Melissa and Aaron Klein had refused to bake a cake for Rachel Bowman-Cryer and her wife, Laurel, back in February 2013.
They ended up closing the store several months later due to backlash, but continued the business from home with the help of online donations.
Melissa Klein ended her online business as well.
"We lost everything we loved and worked so hard to build," said Melissa Klein. "I loved my shop. It meant everything to me and losing it has been so hard for me and my family."
The state ruled Sweet Cakes had discriminated against the lesbian couple, and in July 2015, Oregon Labor Commissioner Brad Avakian ordered the Kleins pay $135,000 for emotional damages suffered.
The Kleins have already paid the $135,000 in damages, but that money was held in a government escrow pending the appeal court's decision.
The Oregon Equality Act of 2007 says businesses cannot discriminate or refuse service based on sexual orientation - just as they cannot turn away customers because of their race, sex, disability, age, or religion.
In a statement, Cryer and Bowman applauded the court ruling saying, "All of us are equal under the law and should be treated equally. Oregon will not allow a 'Straight Couples Only' sign to be hung in bakeries or other stores."

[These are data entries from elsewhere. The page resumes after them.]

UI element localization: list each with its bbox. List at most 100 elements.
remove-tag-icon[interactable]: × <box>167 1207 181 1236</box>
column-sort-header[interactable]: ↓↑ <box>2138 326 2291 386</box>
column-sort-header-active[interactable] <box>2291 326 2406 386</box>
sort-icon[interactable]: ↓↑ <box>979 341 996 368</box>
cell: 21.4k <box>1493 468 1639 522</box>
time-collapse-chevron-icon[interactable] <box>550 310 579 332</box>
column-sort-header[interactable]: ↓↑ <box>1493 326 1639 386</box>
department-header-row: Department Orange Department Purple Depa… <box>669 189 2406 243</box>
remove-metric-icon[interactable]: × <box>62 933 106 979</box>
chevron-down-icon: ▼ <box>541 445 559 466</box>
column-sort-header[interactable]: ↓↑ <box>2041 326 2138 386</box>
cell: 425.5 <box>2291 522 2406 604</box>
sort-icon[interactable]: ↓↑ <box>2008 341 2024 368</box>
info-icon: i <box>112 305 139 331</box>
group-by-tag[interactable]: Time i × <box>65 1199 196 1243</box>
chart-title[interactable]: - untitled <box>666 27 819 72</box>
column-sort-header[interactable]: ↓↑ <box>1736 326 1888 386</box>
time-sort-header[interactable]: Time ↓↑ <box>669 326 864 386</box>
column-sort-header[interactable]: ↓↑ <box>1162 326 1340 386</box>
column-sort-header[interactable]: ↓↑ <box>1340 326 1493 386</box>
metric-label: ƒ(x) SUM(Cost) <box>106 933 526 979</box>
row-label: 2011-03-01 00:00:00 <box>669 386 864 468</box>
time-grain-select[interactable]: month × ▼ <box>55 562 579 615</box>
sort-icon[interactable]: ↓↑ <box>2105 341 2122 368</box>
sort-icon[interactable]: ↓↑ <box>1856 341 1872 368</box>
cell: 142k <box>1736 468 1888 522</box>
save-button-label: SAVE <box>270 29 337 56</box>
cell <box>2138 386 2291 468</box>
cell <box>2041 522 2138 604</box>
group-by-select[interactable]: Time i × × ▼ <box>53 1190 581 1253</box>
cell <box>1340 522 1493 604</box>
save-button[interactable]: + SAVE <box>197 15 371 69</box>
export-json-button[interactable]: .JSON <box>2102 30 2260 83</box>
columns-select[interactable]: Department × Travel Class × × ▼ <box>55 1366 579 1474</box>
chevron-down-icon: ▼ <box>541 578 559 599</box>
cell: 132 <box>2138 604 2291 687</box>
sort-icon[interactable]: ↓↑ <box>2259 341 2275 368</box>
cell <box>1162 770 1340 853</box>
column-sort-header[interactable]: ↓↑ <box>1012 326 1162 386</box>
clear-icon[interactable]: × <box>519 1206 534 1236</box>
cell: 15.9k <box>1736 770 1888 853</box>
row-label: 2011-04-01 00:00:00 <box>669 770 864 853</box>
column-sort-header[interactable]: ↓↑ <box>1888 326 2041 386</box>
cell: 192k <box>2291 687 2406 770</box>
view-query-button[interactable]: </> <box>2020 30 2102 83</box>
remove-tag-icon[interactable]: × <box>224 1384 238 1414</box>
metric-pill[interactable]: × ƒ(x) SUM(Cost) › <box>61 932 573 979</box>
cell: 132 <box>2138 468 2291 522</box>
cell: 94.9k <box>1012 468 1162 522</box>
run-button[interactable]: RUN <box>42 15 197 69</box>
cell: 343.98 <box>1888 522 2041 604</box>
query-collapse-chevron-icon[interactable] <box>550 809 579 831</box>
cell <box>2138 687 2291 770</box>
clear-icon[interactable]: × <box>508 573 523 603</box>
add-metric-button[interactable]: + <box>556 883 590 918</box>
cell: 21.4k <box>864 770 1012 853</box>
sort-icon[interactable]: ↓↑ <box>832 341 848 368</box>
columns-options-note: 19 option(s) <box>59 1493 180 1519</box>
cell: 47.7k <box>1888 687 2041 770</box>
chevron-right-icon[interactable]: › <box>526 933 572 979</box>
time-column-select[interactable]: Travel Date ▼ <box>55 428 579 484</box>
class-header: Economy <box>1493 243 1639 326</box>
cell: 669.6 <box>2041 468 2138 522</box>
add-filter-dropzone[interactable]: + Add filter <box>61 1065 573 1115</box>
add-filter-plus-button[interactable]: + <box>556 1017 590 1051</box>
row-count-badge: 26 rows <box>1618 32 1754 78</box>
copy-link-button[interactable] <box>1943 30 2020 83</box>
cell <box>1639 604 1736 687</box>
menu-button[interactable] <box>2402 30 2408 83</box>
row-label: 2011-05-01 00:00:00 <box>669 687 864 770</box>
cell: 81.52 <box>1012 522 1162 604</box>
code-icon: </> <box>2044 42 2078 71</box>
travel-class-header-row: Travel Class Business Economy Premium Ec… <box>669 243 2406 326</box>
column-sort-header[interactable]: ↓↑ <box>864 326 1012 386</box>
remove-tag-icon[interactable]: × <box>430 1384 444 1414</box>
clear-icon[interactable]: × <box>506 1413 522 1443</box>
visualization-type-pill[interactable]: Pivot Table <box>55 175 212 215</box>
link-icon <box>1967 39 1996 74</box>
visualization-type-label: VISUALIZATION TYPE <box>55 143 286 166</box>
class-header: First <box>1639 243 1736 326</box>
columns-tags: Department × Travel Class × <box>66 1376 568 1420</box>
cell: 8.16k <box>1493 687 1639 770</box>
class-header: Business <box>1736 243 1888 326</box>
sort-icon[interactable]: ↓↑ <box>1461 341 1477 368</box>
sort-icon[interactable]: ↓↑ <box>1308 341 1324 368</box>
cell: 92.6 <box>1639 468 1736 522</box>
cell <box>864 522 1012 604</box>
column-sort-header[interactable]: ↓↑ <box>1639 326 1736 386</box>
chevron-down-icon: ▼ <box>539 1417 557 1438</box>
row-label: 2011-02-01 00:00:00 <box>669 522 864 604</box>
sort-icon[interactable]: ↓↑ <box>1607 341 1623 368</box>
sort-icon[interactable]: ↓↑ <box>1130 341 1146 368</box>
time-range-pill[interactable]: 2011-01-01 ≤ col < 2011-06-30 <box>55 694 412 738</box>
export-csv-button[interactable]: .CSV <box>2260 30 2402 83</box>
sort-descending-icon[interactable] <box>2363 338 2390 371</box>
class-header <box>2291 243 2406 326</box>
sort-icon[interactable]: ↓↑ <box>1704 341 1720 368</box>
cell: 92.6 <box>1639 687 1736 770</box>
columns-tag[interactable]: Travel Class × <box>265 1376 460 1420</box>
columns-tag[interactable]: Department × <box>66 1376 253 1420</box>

Attorneys for the First Liberty Institute, which argued for the Kleins in front of the Oregon Court of Appeals last March, contend the bakery owners are being denied their First Amendment right to free speech and can't be forced under state law to endorse same-sex marriage by serving a same-sex couple.
"We believe that freedom of expression for ourselves means freedom of expression for others," said Mike Berry, a First Liberty attorney, via Skype. "And what's unfortunate here is that a family and their business has been punished because of their religious beliefs. And that's not America. That's just flat out wrong."
The Kleins weren't available for comment Thursday. Their attorneys haven't decided yet whether they will appeal the court's decision to the Oregon Supreme Court. They have a month to decide whether to do so.
The U.S. Supreme Court heard arguments earlier this month in a similar case involving a bakery in Colorado. It's unclear how much impact a decision in that case might have in the case involving the Kleins.